Not surprisingly, hard liquor ads in particular often featured horseracing themes, like these two for PM whiskey, one from 1948 illustrating Citation’s walkover in the Pimlico Special (click to make larger), and the other from 1951 recalling the great 1938 Seabiscuit vs. War Admiral match race.
Notice the racing lingo bantered about so casually, as in this 1956 ad for Schweppes (“odds-on favorite”) and this 1959 Coke ad (“your money’s on the favorite...”). Even long-time horse owner and founding partner of Del Mar racetrack Bing Crosby lent his image to Royal Crown soda for this 1945 ad that also cross-promotes his latest film (“You bet RC tastes best!”).

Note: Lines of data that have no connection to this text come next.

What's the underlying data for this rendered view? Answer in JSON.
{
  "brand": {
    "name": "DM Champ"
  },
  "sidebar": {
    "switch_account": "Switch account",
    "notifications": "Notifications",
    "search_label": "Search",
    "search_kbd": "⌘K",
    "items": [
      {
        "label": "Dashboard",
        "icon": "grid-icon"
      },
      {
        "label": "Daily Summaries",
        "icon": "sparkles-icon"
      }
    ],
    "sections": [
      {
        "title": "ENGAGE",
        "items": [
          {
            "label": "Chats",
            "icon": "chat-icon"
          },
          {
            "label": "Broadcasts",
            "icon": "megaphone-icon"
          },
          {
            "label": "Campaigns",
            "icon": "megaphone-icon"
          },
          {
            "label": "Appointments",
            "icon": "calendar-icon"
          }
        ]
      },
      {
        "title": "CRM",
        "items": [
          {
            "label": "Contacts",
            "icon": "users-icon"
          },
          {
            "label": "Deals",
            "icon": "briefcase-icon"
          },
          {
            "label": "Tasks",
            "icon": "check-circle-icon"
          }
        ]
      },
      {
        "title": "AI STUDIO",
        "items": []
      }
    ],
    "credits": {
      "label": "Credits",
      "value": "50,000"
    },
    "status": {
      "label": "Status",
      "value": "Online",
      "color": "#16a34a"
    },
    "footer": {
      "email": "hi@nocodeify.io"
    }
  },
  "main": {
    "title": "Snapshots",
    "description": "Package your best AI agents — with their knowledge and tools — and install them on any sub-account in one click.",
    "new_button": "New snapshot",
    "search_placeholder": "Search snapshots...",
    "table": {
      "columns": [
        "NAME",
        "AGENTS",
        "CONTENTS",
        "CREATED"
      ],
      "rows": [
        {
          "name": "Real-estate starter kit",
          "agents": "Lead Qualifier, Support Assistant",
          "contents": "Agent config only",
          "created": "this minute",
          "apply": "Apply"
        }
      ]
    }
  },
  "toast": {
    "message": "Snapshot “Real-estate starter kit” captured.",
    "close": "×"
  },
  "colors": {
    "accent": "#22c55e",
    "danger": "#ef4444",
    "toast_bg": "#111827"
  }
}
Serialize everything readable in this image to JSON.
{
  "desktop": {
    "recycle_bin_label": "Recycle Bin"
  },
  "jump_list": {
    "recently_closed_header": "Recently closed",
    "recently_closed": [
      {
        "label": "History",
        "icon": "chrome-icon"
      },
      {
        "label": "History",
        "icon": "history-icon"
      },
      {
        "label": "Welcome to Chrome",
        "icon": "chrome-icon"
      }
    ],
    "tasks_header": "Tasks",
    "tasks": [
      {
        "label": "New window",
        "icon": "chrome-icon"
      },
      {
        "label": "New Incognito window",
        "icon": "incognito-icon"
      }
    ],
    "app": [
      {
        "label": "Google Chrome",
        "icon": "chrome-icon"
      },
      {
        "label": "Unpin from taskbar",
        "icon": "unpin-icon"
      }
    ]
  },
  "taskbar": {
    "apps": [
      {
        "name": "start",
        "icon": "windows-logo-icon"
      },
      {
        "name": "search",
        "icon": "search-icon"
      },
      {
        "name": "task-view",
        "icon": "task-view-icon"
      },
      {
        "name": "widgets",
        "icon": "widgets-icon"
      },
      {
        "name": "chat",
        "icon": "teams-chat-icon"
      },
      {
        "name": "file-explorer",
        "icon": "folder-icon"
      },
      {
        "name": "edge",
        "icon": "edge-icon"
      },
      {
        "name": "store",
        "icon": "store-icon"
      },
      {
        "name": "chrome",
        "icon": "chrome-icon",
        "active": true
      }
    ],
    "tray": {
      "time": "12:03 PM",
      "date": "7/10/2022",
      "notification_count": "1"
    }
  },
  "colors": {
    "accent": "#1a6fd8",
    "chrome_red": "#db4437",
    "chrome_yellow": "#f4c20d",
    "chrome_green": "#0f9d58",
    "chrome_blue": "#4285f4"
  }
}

Love this 1959 ad for the Plymouth Fury convertible! “Full of fury and eager to run! They’re off! And this sleek, sure-footed Plymouth Sport Fury steps ahead and stays ahead. With its New Golden Commando 395, biggest V-8 in the low-price field, it gives you instant response without the least bit of strain—all the horses you could want for modern driving…For this well-muscled beauty handles with sports-car ease, too.”
Here’s one from 1943 for Breeze aircraft engine starters: “Quick starting. Seconds saved in starting can bring victory.” Not surprisingly, if you read down through the ad it mentions they are used in military and naval aircraft, so the victory alluded to and symbolized by the race horse is more specifically referencing our efforts in World War II.
Alcohol, cigarettes, automobiles...one can readily get the connection to horse racing with those products, but how about this 1948 ad for Textron women’s blouses: “Pick two to win. Wonderful to show too.”